Financing condition: This gives you a defined period (typically 3 to 5 business days) to confirm mortgage approval from your lender. Even if you have a pre-approval, a financing condition is important because pre-approvals are not guarantees. The lender still needs to approve the specific property (its value, condition, and title) before issuing a firm commitment.

Home inspection condition: This gives you the right to have a licensed home inspector review the property and report their findings. If the inspection reveals deficiencies, you can renegotiate the price, request repairs, or exit the deal. In very competitive markets, buyers sometimes conduct pre-offer inspections (arranged before submitting the offer) to allow them to waive the condition while still having inspected the home.

Status certificate condition (condos): This gives your lawyer 3 to 10 days to review the condo corporation's status certificate. The status certificate discloses the reserve fund balance, any ongoing litigation, upcoming special assessments, the current budget, and the rules of the corporation. A poorly managed condo corporation is a significant financial risk. This condition should almost never be waived.
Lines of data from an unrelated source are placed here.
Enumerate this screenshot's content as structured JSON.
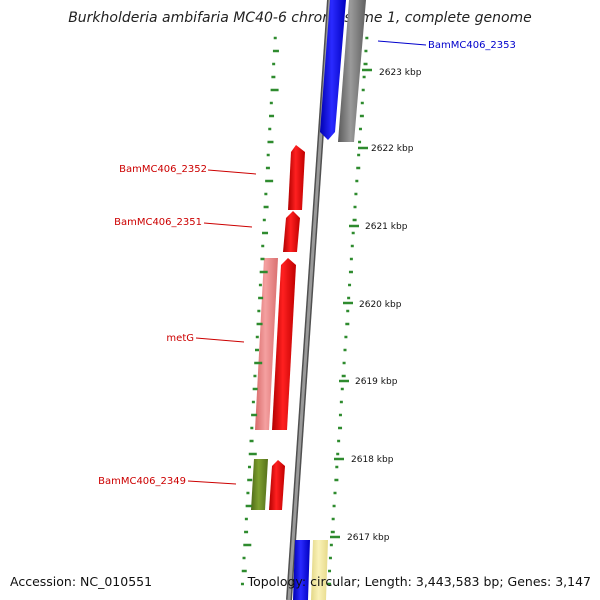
{
  "title": "Burkholderia ambifaria MC40-6 chromosome 1, complete genome",
  "footer": {
    "accession": "Accession: NC_010551",
    "topology": "Topology: circular; Length: 3,443,583 bp; Genes: 3,147"
  },
  "colors": {
    "forward_gene": "#ff0000",
    "forward_gene_alt": "#f08080",
    "reverse_gene": "#0000ff",
    "gray_feature": "#808080",
    "olive_feature": "#6b8e23",
    "yellow_feature": "#f0e68c",
    "tick_color": "#2e8b2e",
    "label_red": "#cc0000",
    "label_blue": "#0000cc"
  },
  "tick_labels": [
    "2623 kbp",
    "2622 kbp",
    "2621 kbp",
    "2620 kbp",
    "2619 kbp",
    "2618 kbp",
    "2617 kbp"
  ],
  "gene_labels": [
    {
      "text": "BamMC406_2353",
      "color": "blue"
    },
    {
      "text": "BamMC406_2352",
      "color": "red"
    },
    {
      "text": "BamMC406_2351",
      "color": "red"
    },
    {
      "text": "metG",
      "color": "red"
    },
    {
      "text": "BamMC406_2349",
      "color": "red"
    }
  ]
}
Why Sellers Prefer Firm Offers

A conditional offer means the seller cannot treat the deal as done. They cannot make firm plans to buy their next home, cannot take the property off market with full confidence, and face the possibility of the deal falling through. In competitive markets with multiple offers, sellers will often choose a lower firm offer over a higher conditional one, particularly for the financing condition, which is seen as the buyer's problem to solve before making an offer.

When It Is Reasonable to Waive a Financing Condition

Waiving a financing condition is only reasonable if your financial position is exceptionally solid: you have a genuine pre-approval (not just pre-qualification) with a lender who has reviewed your full documentation, you have enough cash to close even if the property appraises below the purchase price, and the property is a straightforward type that lenders will readily finance. If any of those factors are uncertain, keep the condition. The deposit you risk losing if financing falls through is not worth the competitive edge.

Never waive a status certificate condition on a condo. Underfunded reserves, pending special assessments, and ongoing litigation are all invisible until you read the certificate. Your lawyer needs to review it. The few days it takes can save you from a significant financial liability.

How Long Do Conditions Last?

Conditions typically run 3 to 10 business days from the date of acceptance. During this period, the property is considered conditionally sold and is usually taken off the market (unless the seller has included an escape clause allowing them to continue showing). Once the condition period expires without a waiver, the deal is automatically void and your deposit is returned. Once you waive the condition in writing, the deal becomes firm and your deposit is at risk if you walk away.